Shame is a debilitating experience for many of us. It’s that voice in our heads that tells us we aren’t good, or good enough, that encourages and delights in our failure and demise. It paralyzes us with fear when we try to live our best lives. I know shame well, and I know my particular brand of shame very intimately. It’s at the edge of every risk, every challenge, every unknown, every hard conversation, every unsavory feeling.
We all experience shame, some more crushingly than others. And we may know it’s not “right” or feel it’s not “normal” for that voice in our heads to control us, but without some frame of reference or sounding board, we often don’t identify just how cruel it actually is.
It has taken a lot of talking about what brings me to my shame place - which is an overwhelming number of things, each taking root in a smaller number of much more unwieldy things - to realize just what that voice in my head does to me. Until I started hanging out around people who could name it, my shame was just a normal part of the day-to-day, making me feel small and insecure and insignificant, poking at my oldest and tenderest of wounds.

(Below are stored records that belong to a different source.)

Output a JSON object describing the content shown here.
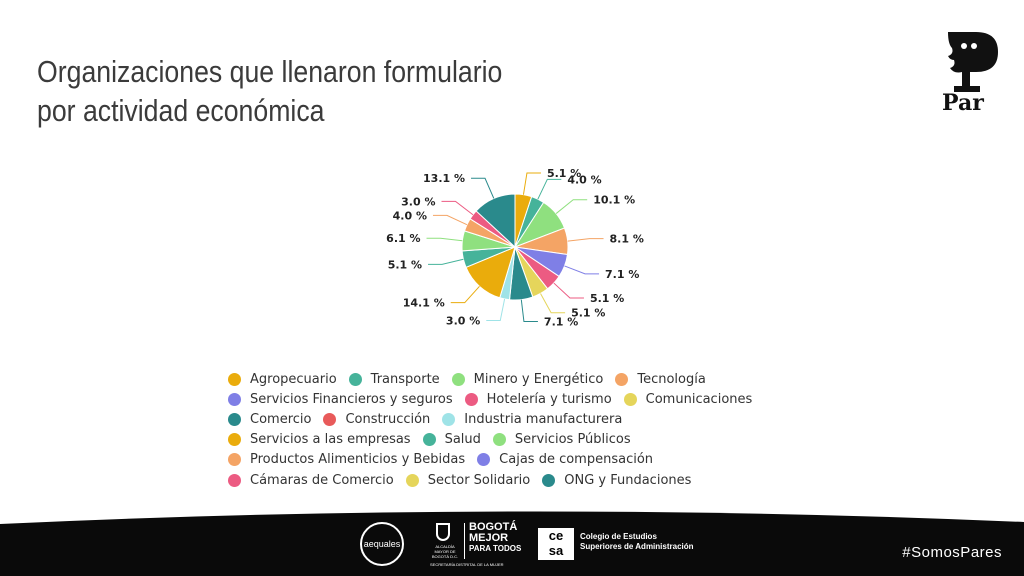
{
  "slide": {
    "title_lines": [
      "Organizaciones que llenaron formulario",
      "por actividad económica"
    ],
    "hashtag": "#SomosPares",
    "logos": {
      "par": "Par",
      "aequales": "aequales",
      "bogota_alcaldia": "ALCALDÍA MAYOR DE BOGOTÁ D.C.",
      "bogota_brand": [
        "BOGOTÁ",
        "MEJOR",
        "PARA TODOS"
      ],
      "bogota_secretaria": "SECRETARÍA DISTRITAL DE LA MUJER",
      "cesa_mark": [
        "ce",
        "sa"
      ],
      "cesa_name": [
        "Colegio de Estudios",
        "Superiores de Administración"
      ]
    }
  },
  "chart_data": {
    "type": "pie",
    "title": "",
    "legend_position": "bottom",
    "slices": [
      {
        "name": "Agropecuario",
        "value": 5.1,
        "label": "5.1 %",
        "color": "#EAAC0C"
      },
      {
        "name": "Transporte",
        "value": 4.0,
        "label": "4.0 %",
        "color": "#46B39A"
      },
      {
        "name": "Minero y Energético",
        "value": 10.1,
        "label": "10.1 %",
        "color": "#8FE07F"
      },
      {
        "name": "Tecnología",
        "value": 8.1,
        "label": "8.1 %",
        "color": "#F4A465"
      },
      {
        "name": "Servicios Financieros y seguros",
        "value": 7.1,
        "label": "7.1 %",
        "color": "#7F7FE6"
      },
      {
        "name": "Hotelería y turismo",
        "value": 5.1,
        "label": "5.1 %",
        "color": "#EC5B82"
      },
      {
        "name": "Comunicaciones",
        "value": 5.1,
        "label": "5.1 %",
        "color": "#E5D55B"
      },
      {
        "name": "Comercio",
        "value": 7.1,
        "label": "7.1 %",
        "color": "#2A8A8C"
      },
      {
        "name": "Construcción",
        "value": 0,
        "label": "",
        "color": "#E85A5A"
      },
      {
        "name": "Industria manufacturera",
        "value": 3.0,
        "label": "3.0 %",
        "color": "#9FE3E7"
      },
      {
        "name": "Servicios a las empresas",
        "value": 14.1,
        "label": "14.1 %",
        "color": "#EAAC0C"
      },
      {
        "name": "Salud",
        "value": 5.1,
        "label": "5.1 %",
        "color": "#46B39A"
      },
      {
        "name": "Servicios Públicos",
        "value": 6.1,
        "label": "6.1 %",
        "color": "#8FE07F"
      },
      {
        "name": "Productos Alimenticios y Bebidas",
        "value": 4.0,
        "label": "4.0 %",
        "color": "#F4A465"
      },
      {
        "name": "Cajas de compensación",
        "value": 0,
        "label": "",
        "color": "#7F7FE6"
      },
      {
        "name": "Cámaras de Comercio",
        "value": 3.0,
        "label": "3.0 %",
        "color": "#EC5B82"
      },
      {
        "name": "Sector Solidario",
        "value": 0,
        "label": "",
        "color": "#E5D55B"
      },
      {
        "name": "ONG y Fundaciones",
        "value": 13.1,
        "label": "13.1 %",
        "color": "#2A8A8C"
      }
    ],
    "legend_rows": [
      [
        0,
        1,
        2,
        3
      ],
      [
        4,
        5,
        6
      ],
      [
        7,
        8,
        9
      ],
      [
        10,
        11,
        12
      ],
      [
        13,
        14
      ],
      [
        15,
        16,
        17
      ]
    ]
  }
}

Simply put, shame is a jerk.
When I started taping my therapy sessions for clinical supervision and my supervisor and I first watched the tapes, I groaned out loud in disgust at myself. At the way my body looked, at what I said, at how I said it. And my supervisor said something that I needed (and continue to need) to hear: “Wow, your inner critic is mean!” And she was right. So right. There was no denying it. (Cue shame about how she can see my shame and maybe that means I’m not ever going to be a good therapist because I still have so much shit to deal with in myself etc. etc. etc.).

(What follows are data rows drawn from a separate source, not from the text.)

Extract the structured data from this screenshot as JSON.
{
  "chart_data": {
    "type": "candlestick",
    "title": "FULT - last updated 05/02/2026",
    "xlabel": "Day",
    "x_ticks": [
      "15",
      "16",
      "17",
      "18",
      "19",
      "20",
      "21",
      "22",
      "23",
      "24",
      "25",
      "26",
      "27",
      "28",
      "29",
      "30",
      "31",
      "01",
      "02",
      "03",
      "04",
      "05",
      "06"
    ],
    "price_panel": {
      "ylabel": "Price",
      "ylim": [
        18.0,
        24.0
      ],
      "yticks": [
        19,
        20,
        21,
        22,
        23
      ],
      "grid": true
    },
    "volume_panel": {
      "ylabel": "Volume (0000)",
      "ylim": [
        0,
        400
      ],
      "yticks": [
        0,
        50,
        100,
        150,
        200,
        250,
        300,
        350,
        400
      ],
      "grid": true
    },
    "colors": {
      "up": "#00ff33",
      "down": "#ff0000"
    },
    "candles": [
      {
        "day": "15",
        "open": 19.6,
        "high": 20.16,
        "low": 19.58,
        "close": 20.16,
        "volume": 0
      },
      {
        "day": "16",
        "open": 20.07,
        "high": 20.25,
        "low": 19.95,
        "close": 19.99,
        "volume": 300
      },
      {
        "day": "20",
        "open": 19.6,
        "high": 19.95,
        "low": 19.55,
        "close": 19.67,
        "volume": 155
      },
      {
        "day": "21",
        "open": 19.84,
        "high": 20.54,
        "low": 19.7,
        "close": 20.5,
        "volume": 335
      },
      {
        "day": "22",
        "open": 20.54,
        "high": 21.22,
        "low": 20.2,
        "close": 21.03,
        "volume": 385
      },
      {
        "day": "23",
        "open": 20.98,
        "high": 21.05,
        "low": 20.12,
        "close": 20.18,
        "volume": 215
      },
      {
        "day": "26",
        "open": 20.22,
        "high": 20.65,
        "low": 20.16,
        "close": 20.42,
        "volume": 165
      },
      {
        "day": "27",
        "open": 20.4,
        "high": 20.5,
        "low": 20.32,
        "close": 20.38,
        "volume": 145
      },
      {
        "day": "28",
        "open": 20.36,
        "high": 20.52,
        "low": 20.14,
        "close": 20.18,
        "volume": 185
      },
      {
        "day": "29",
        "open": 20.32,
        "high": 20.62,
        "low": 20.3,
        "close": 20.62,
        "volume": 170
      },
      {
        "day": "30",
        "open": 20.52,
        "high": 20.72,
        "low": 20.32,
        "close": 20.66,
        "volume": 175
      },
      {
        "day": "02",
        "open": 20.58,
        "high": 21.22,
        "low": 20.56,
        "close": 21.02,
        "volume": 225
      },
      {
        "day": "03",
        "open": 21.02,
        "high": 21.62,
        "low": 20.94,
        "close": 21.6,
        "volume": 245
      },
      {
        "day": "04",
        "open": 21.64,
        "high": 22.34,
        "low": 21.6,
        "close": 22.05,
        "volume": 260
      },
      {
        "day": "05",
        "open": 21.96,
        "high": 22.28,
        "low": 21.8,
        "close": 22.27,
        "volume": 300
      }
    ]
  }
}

I was a BEGINNER. Of course things aren’t going to look or be or feel perfect or anywhere near it. You have to start somewhere! Shame is that thing that skips over logic and any sense of compassion, and goes straight to your core, righteously exclaiming: “This imperfect thing you did or said indicates something wrong about who you are as a human being. I see it. Everyone else sees it, and it ain't pretty.”
But here’s the thing... Shame isn’t some exterior bully that haunts me. It is largely the result of
outside influences and things in my life that I couldn’t control or didn’t get to hear or haven’t yet healed from, but that voice in my head and in that room during supervision?

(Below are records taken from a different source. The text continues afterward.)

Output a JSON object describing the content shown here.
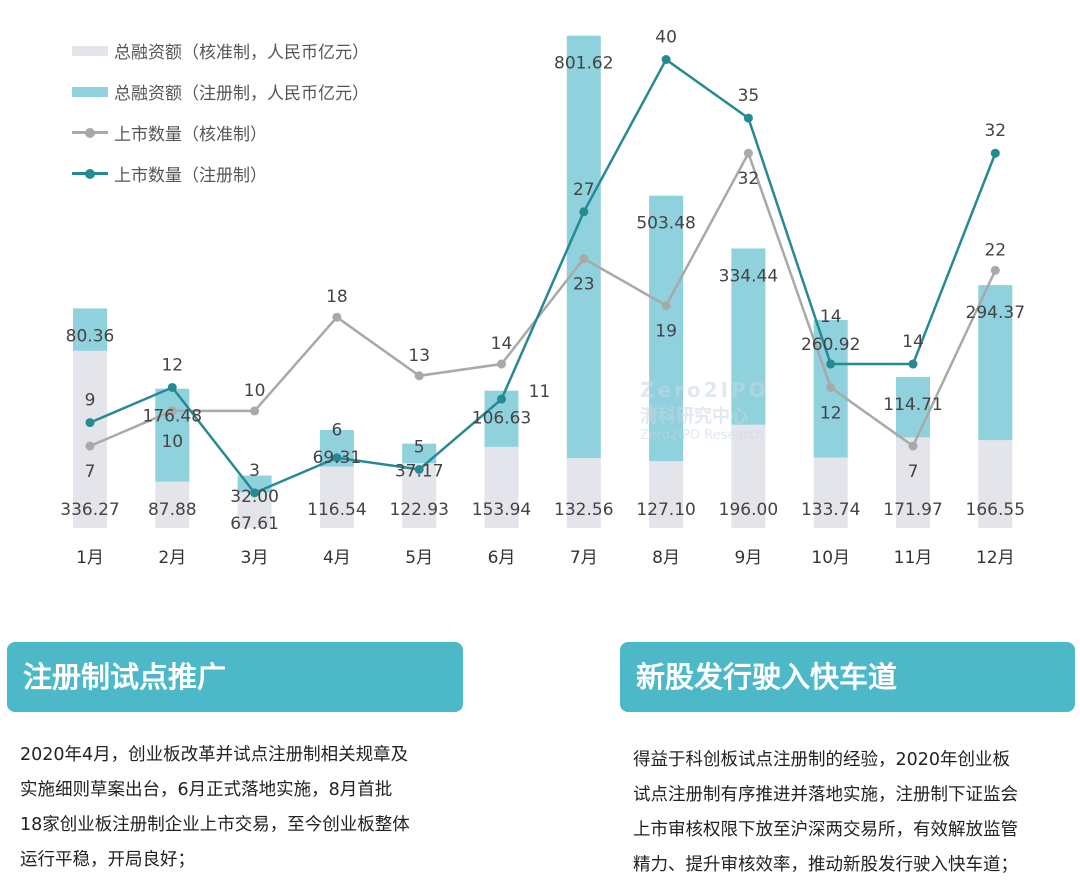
{
  "chart_data": {
    "type": "bar+line",
    "categories": [
      "1月",
      "2月",
      "3月",
      "4月",
      "5月",
      "6月",
      "7月",
      "8月",
      "9月",
      "10月",
      "11月",
      "12月"
    ],
    "series": [
      {
        "name": "总融资额（核准制，人民币亿元）",
        "kind": "stacked-bar",
        "axis": "left",
        "color": "#e3e5eb",
        "values": [
          336.27,
          87.88,
          67.61,
          116.54,
          122.93,
          153.94,
          132.56,
          127.1,
          196.0,
          133.74,
          171.97,
          166.55
        ]
      },
      {
        "name": "总融资额（注册制，人民币亿元）",
        "kind": "stacked-bar",
        "axis": "left",
        "color": "#8fd1dc",
        "values": [
          80.36,
          176.48,
          32.0,
          69.31,
          37.17,
          106.63,
          801.62,
          503.48,
          334.44,
          260.92,
          114.71,
          294.37
        ]
      },
      {
        "name": "上市数量（核准制）",
        "kind": "line",
        "axis": "right",
        "color": "#a9a9a9",
        "values": [
          7,
          10,
          10,
          18,
          13,
          14,
          23,
          19,
          32,
          12,
          7,
          22
        ]
      },
      {
        "name": "上市数量（注册制）",
        "kind": "line",
        "axis": "right",
        "color": "#268a93",
        "values": [
          9,
          12,
          3,
          6,
          5,
          11,
          27,
          40,
          35,
          14,
          14,
          32
        ]
      }
    ],
    "ylim_left": [
      0,
      1000
    ],
    "ylim_right": [
      0,
      45
    ],
    "grid": false,
    "legend": "top-left"
  },
  "panels": [
    {
      "title": "注册制试点推广",
      "lines": [
        "2020年4月，创业板改革并试点注册制相关规章及",
        "实施细则草案出台，6月正式落地实施，8月首批",
        "18家创业板注册制企业上市交易，至今创业板整体",
        "运行平稳，开局良好；"
      ]
    },
    {
      "title": "新股发行驶入快车道",
      "lines": [
        "得益于科创板试点注册制的经验，2020年创业板",
        "试点注册制有序推进并落地实施，注册制下证监会",
        "上市审核权限下放至沪深两交易所，有效解放监管",
        "精力、提升审核效率，推动新股发行驶入快车道；"
      ]
    }
  ],
  "watermark": {
    "logo": "Zero2IPO",
    "cn": "清科研究中心",
    "en": "Zero2IPO Research"
  },
  "colors": {
    "panel_header": "#4db8c8"
  }
}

When it all comes down to it, that’s me.
That’s me talking down to myself, insulting myself, punishing and torturing myself. That’s me monitoring my every move so as to identify and judge every imperfection. That’s me holding on for dear life whenever positive things happen, because I’m not so sure I deserve them. That’s me wincing at the sight of change, because I know that I may fail. And I know what my inner critic is going to have to say about it.
I’m not sure when it became okay for me to be a jerk to myself, and that’s probably because I didn’t realize that this kind of inner dialogue could be any different than it was, or that it needed to change, or that it even was an inner dialogue. But somewhere along the line, I accepted this voice as accurate and right and true. I deferred to it. There was not even an attempt to confront it, because of how sure it seemed of itself and of me (just like any other bully).
What I’ve started to confront now is the reality that shame and I are ever-connected. And when I can see that truth, when I can take some ownership, those things I thought I couldn’t control because I didn’t know they were mine start to feel more manageable. I realize that I have a choice in how I treat myself, just as I have a choice in how I treat other people. I realize that I’m better at treating other people kindly than I am at practicing kindness with myself. Instead of being debilitated by it, I start looking for the tools to get me out safely, and I start finding some.
More and more, I allow gentleness and compassion to steer the ship back to its course, back to my core. I allow myself to see that voice for what it is. I allow myself to get to know where it comes from and why. More and more, I can see the positive impact of intention and attention.
The real work comes in when I realize I’m not “there” yet. I’m not at that place where shame doesn’t have much of a say at all. Mind you, there is no way to erase it completely, and that’s not the goal. The goal is to acknowledge and accept it while still knowing that it doesn’t own you, to notice it and still experience the things that are uncertain or challenging or risky or feel unsavory. To be brave even when shame raises its angry voice. To know you are more than the story shame tells you. And with that goal in mind, I know that there is work yet to be done.
Can we forgive ourselves for that, and honor ourselves for how far we’ve come?